One record shows my ancestor serving in the Eighth Company, Fifth Battalion, Lancaster County Militia. I found multiple records of his service in an unnumbered company (under command of Capt. John Jones), Eighth Battalion of Associators, Lancaster County (under command of Col. Peter Grubb), which was activated to the Continental Line on August 15th, 1776.
I also uncovered a handwritten document from years after the Revolution, an affidavit of sorts dated October 1st, 1832. At the age of 75 (just over a year before his death), Valentine Stober was applying for pension benefits related to his military service.
In the dictated application Stober describes his service, noting dates, places and names. He lists a number of officers, including the aforementioned Capt. John Jones — but he also mentions a Maj. Courtney (a name I’ve been unable to find on the Pennsylvania rolls) and a Col. Thomas Proctor — which probably was artillery Capt. Thomas Proctor, Third Battalion, The (Philadelphia) Association.

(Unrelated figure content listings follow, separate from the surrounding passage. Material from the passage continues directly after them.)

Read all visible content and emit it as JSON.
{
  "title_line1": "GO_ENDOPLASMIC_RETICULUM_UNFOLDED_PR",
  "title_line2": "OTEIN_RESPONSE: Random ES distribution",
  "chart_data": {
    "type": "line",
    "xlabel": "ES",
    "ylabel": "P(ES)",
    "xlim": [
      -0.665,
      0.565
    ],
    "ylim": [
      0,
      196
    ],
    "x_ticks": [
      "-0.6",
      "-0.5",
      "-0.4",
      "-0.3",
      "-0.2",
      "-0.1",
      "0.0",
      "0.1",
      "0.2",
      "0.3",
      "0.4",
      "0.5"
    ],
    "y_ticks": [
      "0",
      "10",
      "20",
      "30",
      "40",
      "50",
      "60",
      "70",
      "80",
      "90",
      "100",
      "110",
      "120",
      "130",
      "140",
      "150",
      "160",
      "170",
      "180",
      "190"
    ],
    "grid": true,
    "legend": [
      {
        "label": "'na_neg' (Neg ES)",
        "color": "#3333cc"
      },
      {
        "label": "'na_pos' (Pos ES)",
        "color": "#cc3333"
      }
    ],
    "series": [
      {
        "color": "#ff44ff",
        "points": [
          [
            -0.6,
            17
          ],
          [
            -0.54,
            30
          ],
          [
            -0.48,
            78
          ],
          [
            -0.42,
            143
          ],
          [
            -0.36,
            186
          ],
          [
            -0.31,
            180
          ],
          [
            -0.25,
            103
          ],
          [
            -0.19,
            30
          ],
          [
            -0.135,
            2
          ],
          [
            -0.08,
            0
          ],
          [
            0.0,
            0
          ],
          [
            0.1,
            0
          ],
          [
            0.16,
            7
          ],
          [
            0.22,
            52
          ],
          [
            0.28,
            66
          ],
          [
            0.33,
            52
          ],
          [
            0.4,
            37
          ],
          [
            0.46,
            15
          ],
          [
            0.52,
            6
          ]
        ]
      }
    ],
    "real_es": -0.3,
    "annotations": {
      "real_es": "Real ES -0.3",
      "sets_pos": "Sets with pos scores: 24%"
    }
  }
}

Stober says that he “enlisted with Captain
John Proctor Joseph Proctor of the Artillery of Pennsylvania line.” I’m making an educated guess at what was scratched out — I’ve found no “Joseph Proctor.” There was a Col. John Proctor, a militia commander from Westmoreland County in the western part of the state. At first I wondered if Stober’s memory had failed him, or if perhaps he simply wanted to associate himself with Proctor’s independent battalion.
The application does record that “Col. Proctor gave [Stober] a furlough with leave to return home until his health should be restored” after battling “the Camp Fever” (typhus) while posted at “Mud Fort.” I’ve found a couple of separate references to “Col. Proctor’s Artillery” at Mud Island Fort (later Fort Mifflin). That may indicate that Stober’s commander at the fort was indeed Thomas (artillery), not Joseph and not John (whose battalion was known as the “Old Westmoreland Rifles”), though the latter’s troops did contribute to American victories at nearby Trenton and Princeton.
Col. John Proctor’s battalion standard (battle flag) has become somewhat famous, by the way, in part because it’s one of few banners to have survived the Revolution. It’s a captured British standard, boldly decorated with symbolism we know from the Gadsden Flag, the letters “I.B.W.C.P.” (First Battalion, Westmoreland County, Pennsylvania, or Provincials) and Proctor’s initials.
A lot of what you just read I didn’t know myself until 48 hours ago. I learned more, too, that I didn’t include here — I don’t like to be single-source on anything, so I read voraciously and corroborated carefully before sharing.
Sorting through the rich history of our nation’s birth always has fascinated me. It’s even more interesting now that it’s personal.
One year ago today we packed up our camp gear in preparation for the next day’s move. We did make time for one more trip into Yellville for good eats at Blacksheep BBQ.
Take care of yourselves, Patriots. Stay calm. Stay sharp. Stay free.